Correction Statement

This article has been republished with minor changes. These changes do not impact the academic content of the article.

Additional information

Funding

This article was supported by the Conflict Research Programme, led by the London School of Economics and Political Science, and funded by UK aid from the UK government [Grant Number GB-1-204428]. The views expressed do not necessarily reflect the UK government’s official policies.

Notes

1 Until the independence of South Sudan in 2011, South Sudanese people held Sudanese nationality but were generally referred to as southern Sudanese (see Moro, Citation2004).
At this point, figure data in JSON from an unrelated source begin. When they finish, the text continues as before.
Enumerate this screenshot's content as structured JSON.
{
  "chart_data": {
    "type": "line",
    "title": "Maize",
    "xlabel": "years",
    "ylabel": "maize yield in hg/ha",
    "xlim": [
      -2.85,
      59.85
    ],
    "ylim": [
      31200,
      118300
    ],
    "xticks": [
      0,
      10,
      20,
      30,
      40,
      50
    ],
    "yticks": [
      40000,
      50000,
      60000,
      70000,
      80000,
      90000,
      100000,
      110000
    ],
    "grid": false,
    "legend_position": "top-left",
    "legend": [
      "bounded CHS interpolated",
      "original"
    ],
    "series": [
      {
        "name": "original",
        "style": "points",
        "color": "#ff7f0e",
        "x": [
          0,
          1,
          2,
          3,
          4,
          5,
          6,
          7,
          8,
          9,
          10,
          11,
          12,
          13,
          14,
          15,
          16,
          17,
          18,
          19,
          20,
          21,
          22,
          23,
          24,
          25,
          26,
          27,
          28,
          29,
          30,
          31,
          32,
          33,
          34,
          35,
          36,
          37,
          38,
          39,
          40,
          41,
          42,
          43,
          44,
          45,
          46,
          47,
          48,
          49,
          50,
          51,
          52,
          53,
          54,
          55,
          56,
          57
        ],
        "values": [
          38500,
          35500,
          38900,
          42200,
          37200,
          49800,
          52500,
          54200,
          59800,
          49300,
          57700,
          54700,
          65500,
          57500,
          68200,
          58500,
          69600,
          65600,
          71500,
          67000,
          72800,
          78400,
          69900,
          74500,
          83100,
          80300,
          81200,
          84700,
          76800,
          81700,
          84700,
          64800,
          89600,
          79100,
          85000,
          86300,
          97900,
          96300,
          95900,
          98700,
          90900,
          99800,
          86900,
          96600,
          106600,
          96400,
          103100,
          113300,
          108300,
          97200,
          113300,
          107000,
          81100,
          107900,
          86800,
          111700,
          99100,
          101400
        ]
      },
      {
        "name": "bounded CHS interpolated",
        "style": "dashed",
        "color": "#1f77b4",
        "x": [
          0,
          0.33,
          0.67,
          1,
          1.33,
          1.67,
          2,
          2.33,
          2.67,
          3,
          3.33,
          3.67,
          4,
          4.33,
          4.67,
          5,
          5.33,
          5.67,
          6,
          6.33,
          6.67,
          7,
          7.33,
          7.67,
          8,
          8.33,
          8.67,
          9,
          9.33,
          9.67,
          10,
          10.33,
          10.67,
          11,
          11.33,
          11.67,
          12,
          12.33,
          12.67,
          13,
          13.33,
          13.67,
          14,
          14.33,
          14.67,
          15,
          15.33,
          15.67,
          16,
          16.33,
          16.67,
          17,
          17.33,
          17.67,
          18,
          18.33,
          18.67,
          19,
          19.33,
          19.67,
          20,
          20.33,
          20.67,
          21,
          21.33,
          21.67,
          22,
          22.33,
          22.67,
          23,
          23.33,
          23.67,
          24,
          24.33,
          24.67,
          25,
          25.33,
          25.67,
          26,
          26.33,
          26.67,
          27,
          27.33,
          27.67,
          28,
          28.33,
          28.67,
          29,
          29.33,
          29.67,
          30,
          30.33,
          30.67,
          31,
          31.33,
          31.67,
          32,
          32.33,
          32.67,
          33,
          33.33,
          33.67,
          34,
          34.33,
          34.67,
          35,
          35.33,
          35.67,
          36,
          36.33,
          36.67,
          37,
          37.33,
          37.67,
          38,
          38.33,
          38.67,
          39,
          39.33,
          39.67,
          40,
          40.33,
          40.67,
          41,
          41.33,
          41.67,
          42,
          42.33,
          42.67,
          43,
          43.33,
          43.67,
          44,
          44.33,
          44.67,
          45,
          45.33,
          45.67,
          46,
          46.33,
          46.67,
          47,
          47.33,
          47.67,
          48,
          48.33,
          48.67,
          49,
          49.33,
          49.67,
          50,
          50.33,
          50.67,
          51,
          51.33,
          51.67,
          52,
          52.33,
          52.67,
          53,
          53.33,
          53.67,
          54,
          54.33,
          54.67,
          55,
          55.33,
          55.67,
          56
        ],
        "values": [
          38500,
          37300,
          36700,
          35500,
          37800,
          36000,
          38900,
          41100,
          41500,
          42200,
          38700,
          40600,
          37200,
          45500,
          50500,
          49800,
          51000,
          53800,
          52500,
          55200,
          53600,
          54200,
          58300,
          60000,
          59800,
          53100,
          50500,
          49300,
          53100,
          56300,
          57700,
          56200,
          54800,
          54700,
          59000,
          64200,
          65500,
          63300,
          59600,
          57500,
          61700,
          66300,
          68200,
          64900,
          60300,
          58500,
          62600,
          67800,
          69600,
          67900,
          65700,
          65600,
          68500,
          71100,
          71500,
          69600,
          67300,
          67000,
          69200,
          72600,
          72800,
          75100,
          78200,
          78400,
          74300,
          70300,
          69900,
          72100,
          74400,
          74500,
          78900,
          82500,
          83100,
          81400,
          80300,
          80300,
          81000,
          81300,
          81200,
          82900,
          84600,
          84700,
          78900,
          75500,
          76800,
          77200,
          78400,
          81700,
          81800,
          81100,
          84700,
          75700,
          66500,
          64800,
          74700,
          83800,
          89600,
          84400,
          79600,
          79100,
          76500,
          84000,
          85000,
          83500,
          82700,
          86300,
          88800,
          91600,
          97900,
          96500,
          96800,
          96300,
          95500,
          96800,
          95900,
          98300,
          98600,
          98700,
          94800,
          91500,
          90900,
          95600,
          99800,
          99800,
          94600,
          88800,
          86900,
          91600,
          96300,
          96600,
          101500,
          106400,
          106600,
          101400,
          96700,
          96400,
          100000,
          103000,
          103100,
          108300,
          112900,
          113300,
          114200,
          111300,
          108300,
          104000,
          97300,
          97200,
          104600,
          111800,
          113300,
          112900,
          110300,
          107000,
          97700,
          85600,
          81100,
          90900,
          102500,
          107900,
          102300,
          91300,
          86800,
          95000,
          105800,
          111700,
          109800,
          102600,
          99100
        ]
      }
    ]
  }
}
2 A peace deal signed in 2018 was still ‘fragile’ at the time of the study (International Crisis Group, Citation2019).

3 Note that while the organisation has routinely received only a quarter of its estimated budget it is by far the best funded humanitarian organisation in Egypt.

4 This lasts 36 days with four days of rest. Three-month contracts are also common.

5 See Ibreck (Citation2019), for a study of South Sudanese customary law including in divorce cases.

6 The council has existed for several decades, according to Dr Leben Moro, South Sudanese scholar, and a former chief of the Kuku in Cairo (personal communication, July 2020).

7 Seeka translation from the original Arabic, Constitution of the Union of Sons of Fertit Associations in the Arab Republic of Egypt, 2020.

8 At the time of the research this did not include the Dinka community, reflecting the political divisions of the war.

9 In 2013, there were 18 schools that received support from grants, teacher training and scholarships (Pascucci, Citation2014, p. 127).

10 We thank Amira Ahmed for explaining this point.

11 We thank Heba Raouf Ezzat for her comment that the presence and proximity of the refugees contributes to anti-racist struggles in Egypt.